April 16: Easter Day

April 13, 2017

When she had said this, she went and called her sister Mary, saying in private, “The Teacher is here and is calling for you.” And when she heard it, she rose quickly and went to him. Now Jesus had not yet come into the village, but was still in the place where Martha had met him. When the Jews who were with her in the house, consoling her, saw Mary rise quickly and go out, they followed her, supposing that she was going to the tomb to weep there. Now when Mary came to where Jesus was and saw him, she fell at his feet, saying to him, “Lord, if you had been here, my brother would not have died.” When Jesus saw her weeping, and the Jews who had come with her also weeping, he was deeply moved in his spirit and greatly troubled. And he said, “Where have you laid him?” They said to him, “Lord, come and see.” Jesus wept. So the Jews said, “See how he loved him!” But some of them said, “Could not he who opened the eyes of the blind man also have kept this man from dying?” 

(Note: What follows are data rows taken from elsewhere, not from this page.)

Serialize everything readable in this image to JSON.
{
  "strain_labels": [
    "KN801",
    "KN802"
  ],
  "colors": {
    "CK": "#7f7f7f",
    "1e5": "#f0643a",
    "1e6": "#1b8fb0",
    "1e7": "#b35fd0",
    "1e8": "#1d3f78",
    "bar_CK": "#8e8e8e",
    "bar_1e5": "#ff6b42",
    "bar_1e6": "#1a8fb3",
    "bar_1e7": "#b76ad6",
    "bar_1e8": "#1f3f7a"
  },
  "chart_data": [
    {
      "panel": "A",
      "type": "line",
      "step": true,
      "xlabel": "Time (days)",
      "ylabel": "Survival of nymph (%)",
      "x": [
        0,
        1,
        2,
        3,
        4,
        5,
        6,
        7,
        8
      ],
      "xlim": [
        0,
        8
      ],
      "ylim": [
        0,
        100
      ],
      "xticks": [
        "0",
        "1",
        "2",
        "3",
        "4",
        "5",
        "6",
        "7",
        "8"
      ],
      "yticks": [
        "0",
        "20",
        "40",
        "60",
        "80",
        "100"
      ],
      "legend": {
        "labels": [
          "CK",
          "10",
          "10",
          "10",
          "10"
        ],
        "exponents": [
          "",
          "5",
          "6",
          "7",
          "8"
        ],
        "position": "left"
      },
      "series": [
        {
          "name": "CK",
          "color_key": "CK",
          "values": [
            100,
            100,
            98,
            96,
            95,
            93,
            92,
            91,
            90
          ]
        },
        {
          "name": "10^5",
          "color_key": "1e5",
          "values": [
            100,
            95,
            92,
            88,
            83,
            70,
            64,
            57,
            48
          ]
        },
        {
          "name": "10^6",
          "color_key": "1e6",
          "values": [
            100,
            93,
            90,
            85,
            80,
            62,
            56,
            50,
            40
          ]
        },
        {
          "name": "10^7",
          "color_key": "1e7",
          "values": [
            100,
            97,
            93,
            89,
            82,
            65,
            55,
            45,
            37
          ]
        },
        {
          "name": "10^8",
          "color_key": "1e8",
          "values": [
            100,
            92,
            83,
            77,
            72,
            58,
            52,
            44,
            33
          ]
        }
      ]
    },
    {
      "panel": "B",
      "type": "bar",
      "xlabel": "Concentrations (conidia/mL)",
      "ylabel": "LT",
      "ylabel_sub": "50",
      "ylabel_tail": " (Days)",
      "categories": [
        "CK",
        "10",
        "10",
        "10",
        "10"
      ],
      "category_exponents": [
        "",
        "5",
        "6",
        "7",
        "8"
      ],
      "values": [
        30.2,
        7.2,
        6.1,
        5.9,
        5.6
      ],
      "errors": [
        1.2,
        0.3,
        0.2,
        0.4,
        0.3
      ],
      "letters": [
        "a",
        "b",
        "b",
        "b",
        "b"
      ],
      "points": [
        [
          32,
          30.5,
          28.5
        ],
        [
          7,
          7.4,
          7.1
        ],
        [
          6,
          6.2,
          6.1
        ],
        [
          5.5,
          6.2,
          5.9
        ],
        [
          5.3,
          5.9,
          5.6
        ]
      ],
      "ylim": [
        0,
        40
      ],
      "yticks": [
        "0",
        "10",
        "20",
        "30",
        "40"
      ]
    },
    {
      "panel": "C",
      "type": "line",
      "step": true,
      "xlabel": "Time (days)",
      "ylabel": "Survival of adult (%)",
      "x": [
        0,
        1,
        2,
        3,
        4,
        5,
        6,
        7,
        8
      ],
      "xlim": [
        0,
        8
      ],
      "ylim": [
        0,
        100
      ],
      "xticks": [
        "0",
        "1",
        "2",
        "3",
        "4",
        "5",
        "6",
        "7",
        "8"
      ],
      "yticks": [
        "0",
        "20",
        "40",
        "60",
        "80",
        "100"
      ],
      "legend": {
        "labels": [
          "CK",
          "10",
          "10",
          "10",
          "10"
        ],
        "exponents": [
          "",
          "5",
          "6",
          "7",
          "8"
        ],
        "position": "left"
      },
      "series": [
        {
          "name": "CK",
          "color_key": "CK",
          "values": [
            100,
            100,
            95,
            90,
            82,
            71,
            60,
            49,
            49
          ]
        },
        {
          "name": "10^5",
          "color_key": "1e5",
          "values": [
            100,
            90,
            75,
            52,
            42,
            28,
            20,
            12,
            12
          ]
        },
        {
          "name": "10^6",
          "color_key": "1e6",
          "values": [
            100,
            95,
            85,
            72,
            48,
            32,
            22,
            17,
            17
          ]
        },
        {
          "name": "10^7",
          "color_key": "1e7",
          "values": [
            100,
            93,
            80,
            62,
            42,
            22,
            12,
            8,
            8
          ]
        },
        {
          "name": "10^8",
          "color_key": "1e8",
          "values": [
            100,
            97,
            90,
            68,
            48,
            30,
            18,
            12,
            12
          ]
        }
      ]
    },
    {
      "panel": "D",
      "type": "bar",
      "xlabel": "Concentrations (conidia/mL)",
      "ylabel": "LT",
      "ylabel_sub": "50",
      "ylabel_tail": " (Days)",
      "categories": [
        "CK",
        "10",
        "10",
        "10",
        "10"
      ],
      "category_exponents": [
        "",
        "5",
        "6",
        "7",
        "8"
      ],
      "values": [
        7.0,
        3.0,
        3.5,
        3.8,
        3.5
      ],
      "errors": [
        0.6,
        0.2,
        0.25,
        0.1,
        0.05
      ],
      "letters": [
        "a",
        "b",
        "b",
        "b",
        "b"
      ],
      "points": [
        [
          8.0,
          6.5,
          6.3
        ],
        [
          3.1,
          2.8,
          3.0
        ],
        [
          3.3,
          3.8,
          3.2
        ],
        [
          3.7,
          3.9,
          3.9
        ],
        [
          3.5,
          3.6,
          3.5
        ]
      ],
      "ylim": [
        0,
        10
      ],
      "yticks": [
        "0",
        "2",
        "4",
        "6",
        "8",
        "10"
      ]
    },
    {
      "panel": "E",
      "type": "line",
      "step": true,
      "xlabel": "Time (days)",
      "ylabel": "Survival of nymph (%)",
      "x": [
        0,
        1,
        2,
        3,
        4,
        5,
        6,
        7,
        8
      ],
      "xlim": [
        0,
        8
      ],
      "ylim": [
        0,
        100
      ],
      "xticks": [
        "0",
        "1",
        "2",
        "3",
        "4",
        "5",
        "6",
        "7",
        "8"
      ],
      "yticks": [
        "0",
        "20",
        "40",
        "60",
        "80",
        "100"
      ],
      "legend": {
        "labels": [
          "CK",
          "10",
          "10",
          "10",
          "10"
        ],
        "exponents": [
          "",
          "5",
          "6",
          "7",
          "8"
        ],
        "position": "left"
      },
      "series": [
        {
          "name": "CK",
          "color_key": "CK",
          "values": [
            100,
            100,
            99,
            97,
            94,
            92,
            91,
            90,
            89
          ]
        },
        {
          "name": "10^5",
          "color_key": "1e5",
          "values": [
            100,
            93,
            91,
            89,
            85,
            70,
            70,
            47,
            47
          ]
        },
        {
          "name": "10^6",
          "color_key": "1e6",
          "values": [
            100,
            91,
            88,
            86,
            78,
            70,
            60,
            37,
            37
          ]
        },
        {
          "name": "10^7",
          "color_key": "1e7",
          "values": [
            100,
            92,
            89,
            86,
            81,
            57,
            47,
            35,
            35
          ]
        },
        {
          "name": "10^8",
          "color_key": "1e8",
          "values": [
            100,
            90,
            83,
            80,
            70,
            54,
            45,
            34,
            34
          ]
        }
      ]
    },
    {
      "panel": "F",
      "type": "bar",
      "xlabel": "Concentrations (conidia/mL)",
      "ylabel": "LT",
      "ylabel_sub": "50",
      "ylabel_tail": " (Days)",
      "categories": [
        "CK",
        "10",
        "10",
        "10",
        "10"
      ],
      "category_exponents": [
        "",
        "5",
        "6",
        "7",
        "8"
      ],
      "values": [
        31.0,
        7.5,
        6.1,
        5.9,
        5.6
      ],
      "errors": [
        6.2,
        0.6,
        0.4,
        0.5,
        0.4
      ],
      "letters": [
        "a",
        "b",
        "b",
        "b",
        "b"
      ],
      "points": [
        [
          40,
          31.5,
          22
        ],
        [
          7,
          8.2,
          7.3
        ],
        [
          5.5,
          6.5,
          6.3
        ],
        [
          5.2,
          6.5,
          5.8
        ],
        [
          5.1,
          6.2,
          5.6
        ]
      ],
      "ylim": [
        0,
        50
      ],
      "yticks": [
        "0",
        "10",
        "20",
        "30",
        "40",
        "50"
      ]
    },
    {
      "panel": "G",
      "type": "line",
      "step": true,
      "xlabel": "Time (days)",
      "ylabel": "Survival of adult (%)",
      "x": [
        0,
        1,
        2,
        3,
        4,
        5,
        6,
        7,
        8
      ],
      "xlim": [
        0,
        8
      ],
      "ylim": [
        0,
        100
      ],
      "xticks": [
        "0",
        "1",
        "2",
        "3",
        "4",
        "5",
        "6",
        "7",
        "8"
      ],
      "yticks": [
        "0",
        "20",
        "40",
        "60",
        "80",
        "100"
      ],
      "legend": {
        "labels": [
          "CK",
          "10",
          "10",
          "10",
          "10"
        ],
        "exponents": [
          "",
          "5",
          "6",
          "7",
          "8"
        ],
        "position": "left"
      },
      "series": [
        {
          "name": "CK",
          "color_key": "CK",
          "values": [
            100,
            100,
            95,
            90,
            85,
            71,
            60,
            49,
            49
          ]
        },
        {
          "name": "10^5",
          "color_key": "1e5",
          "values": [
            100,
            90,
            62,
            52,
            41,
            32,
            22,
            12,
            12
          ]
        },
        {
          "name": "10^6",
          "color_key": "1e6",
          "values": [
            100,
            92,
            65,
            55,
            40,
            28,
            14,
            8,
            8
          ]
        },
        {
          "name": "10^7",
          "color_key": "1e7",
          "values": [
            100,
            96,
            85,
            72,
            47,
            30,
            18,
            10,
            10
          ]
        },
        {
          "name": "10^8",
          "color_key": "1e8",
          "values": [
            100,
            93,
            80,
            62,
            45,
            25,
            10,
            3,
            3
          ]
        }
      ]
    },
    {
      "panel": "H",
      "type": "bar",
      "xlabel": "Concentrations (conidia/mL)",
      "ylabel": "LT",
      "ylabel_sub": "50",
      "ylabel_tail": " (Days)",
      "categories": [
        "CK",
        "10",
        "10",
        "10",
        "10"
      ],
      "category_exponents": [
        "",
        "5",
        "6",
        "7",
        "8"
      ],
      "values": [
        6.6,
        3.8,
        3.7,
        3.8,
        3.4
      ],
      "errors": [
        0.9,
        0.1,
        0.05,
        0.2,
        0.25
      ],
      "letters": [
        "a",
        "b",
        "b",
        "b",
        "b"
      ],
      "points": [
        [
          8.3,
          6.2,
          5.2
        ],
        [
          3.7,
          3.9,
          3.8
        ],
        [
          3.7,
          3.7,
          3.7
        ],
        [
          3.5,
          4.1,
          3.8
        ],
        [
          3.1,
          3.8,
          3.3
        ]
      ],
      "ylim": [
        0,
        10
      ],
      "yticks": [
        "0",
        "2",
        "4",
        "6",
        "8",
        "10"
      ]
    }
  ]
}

Then Jesus, deeply moved again, came to the tomb. It was a cave, and a stone lay against it. Jesus said, “Take away the stone.” Martha, the sister of the dead man, said to him, “Lord, by this time there will be an odor, for he has been dead four days.” Jesus said to her, “Did I not tell you that if you believed you would see the glory of God?” So they took away the stone. And Jesus lifted up his eyes and said, “Father, I thank you that you have heard me. I knew that you always hear me, but I said this on account of the people standing around, that they may believe that you sent me.” When he had said these things, he cried out with a loud voice, “Lazarus, come out.” The man who had died came out, his hands and feet bound with linen strips, and his face wrapped with a cloth. Jesus said to them, “Unbind him, and let him go.”

Many of the Jews therefore, who had come with Mary and had seen what he did, believed in him. -John 11:17-27

When I was a boy, my church had a program called Royal Ambassadors that tried to mirror groups like the Boy Scouts. It had service projects and the like where you earned merit badges, pins, and so on. One of the ways to earn these was to memorize Bible verses. This passage above has the one verse probably every boy used for his repertoire of verses, “Jesus wept.” It was quick, easy, and counted as a full verse!

I remember thinking for a brief time, “Why would Jesus weep?” He could do anything and knows everything, so I couldn’t think of any reason He would cry. Yes, I had in mind a superman Jesus—something like God, except with a body. I asked my parents and teachers why Jesus would cry. I clearly remember the youth pastor’s answer, “He wept because Mary didn’t have enough faith.” He was a well-meaning 22-year-old, I’m sure, but that is the wrong answer! I had the chance to ask the senior pastor in the foyer, and he heartily congratulated me for asking such an interesting question and for all the work I had done in Royal Ambassadors, but he didn’t answer the question.

I didn’t think much about it until, years later as an adult, I heard a sermon from a radio preacher on the passage. This fellow said that Jesus wept because there is death in the world, and it wasn’t supposed to be that way. This is a pretty good answer, although it doesn’t seem to fit with the character of John the Evangelist.

I’ve grown to understand Jesus as a real man (not just Deity playing or posing as man), the kind of man that I should have been (and will be). I’ve learned that nobody in the world of first-century, second-temple Judaism could imagine anything other than a real-flesh-and-blood human as Messiah with emotions like everybody else. This helps me understand that John is telling us when we look at Jesus bursting into tears, we are seeing not just a flesh-and-blood human being, but the Word made flesh. Because Jesus came, we must put away our aloof and emotionally sterile pictures of God and replace them with the picture of the God who bursts into tears with the world’s crying. This is the key to understand the full mystery of John’s gospel.

When we read of Jesus bursting into tears the very moment He sees Mary and all the Judaeans with her, we should chant, “Surely he has borne our griefs and carried our sorrows.” He did not pretend to do this; He really did it.

In the story, Jesus knows what He’s going to do, yet there is no sense of triumphalism with John Williams’ Superman theme playing in the background. Instead, there is the Man of Sorrows, acquainted with our grief and pain, sharing it to the point of tears.

What grief, then, is stirred in Jesus? Remember that the whole story of the raising of Lazarus is symbolic of Jesus: death, rest, resurrection. It is only through the death of Jesus, His sharing the common fate of people, that the world can be saved. He has borne our griefs and carried our sorrows, even those of death. That’s what was stirred in Him, and that’s the gospel.

Come hear it preached and enacted in the supper with Jesus this Sunday.